Mengapa PPP Tak Layak ke Senayan Menurut Pengamat Politik?

TEMPO.CO, Mengapa PPP Tak Layak ke Senayan Menurut Pengamat Politik? Jakarta – Untuk pertama kalinya, Partai Persatuan Pembangunan (PPP) tak lolos ke parlemen karena tak lolos perolehan suara DPR sebesar 4 persen. Kelompok berlambang Ka’bah hanya memperoleh 5.879.777 suara nasional atau sekitar 3,87 persen.

Ketua Trias Politika Strategis Agung Baskoro mengatakan ada beberapa faktor yang menghambat PPP lolos ke Senayan. Agung mencontohkan, dukungan PPP terhadap calon Ganjar Pranowo-Mahfud Md tidak menarik suara elektoral.

Penyebabnya, kata dia, adalah perbedaan pendapat antara partai dan politisi. Menurut dia, pasangan Ganjar-Mahfud mengartikan lain sebagai nasionalis, sedangkan PPP adalah partai yang didirikan berdasarkan prinsip Islam.

Mengapa PPP Tak Layak ke Senayan Menurut Pengamat Politik? Perbedaan ini membuat PPP tidak mendapatkan keuntungan dari efek riak atau efek Ganjar-Mahfud. Di sinilah pengaruh ekornya tidak berpindah ke PPP, kata Agung saat dihubungi, Rabu, 20 Maret 2024.

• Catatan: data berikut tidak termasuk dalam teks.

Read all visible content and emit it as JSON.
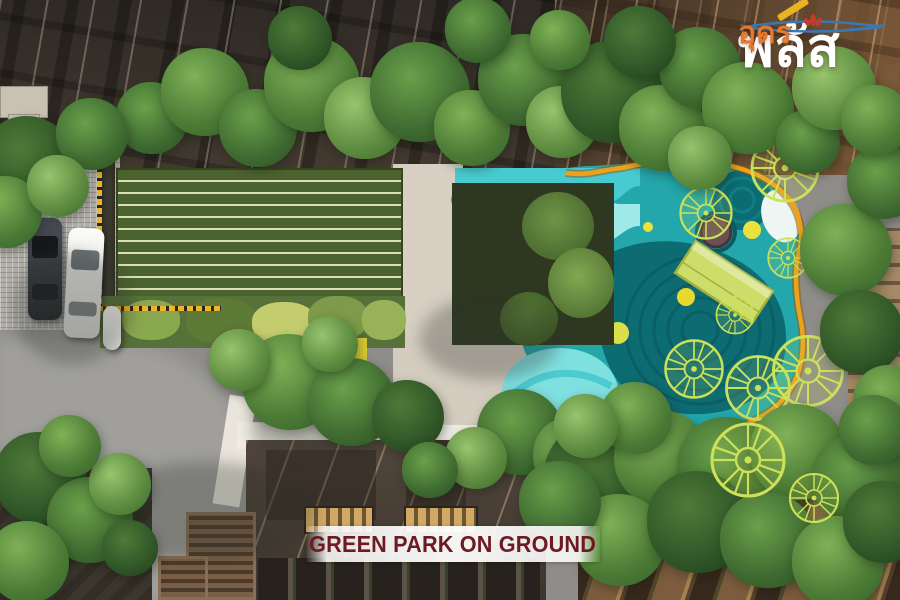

Presiden Indonesia Political Opinion (IPO) Dedi Kurnia Syah menilai ada tiga permasalahan besar di tubuh PPP yang menjadi penyebab terdepaknya partai tersebut dari parlemen. Persoalan pertama, misalnya, tergulingnya Suharso Monoarfa yang terlibat kontroversi “Kyai Amplop” yang turut menyebabkan tumbangnya PPP. “Sebagian besar tindakan Suharso tidak dilakukan oleh Mardiono yang menggantikannya. Akibatnya gerbang PPP jebol di tengah jalan, kata Dedi.

Pakar politik Universitas Al Azhar Indonesia, Ujang Komaruddin mengatakan, salah satu penyebab DPR tidak menerima PPP adalah konflik kepemimpinan partai tersebut pada September 2022. Saat itu, Muhammad Mardiono yang masih bekerja atau bekerja secara umum diangkat menjadi Ketua Umum PPP menggantikan Suharso Monoarfa. Perubahan tersebut menyusul kontroversi Suharso terkait amplop kiai yang memicu ketegangan di internal partai. Gejolak PPP menjelang pemilu menimbulkan opini negatif masyarakat. Ini merugikan PPP, kata Ujang saat dihubungi, Rabu, 20 Maret 2024. Ujang menilai, menjelang pemilu, partai harus melakukan konsolidasi sumber daya partai agar bisa berfungsi efektif, dan tidak malah kisruh. Dalam situasi seperti itu, Ujang menilai hal tersebut berdampak pada kelalaian partai dalam pemilu. “Sebelum pemilu, kita harus bersatu dan bersatu, bekerja keras. Kita tidak bersatu dan tidak hati-hati,” kata Ujang.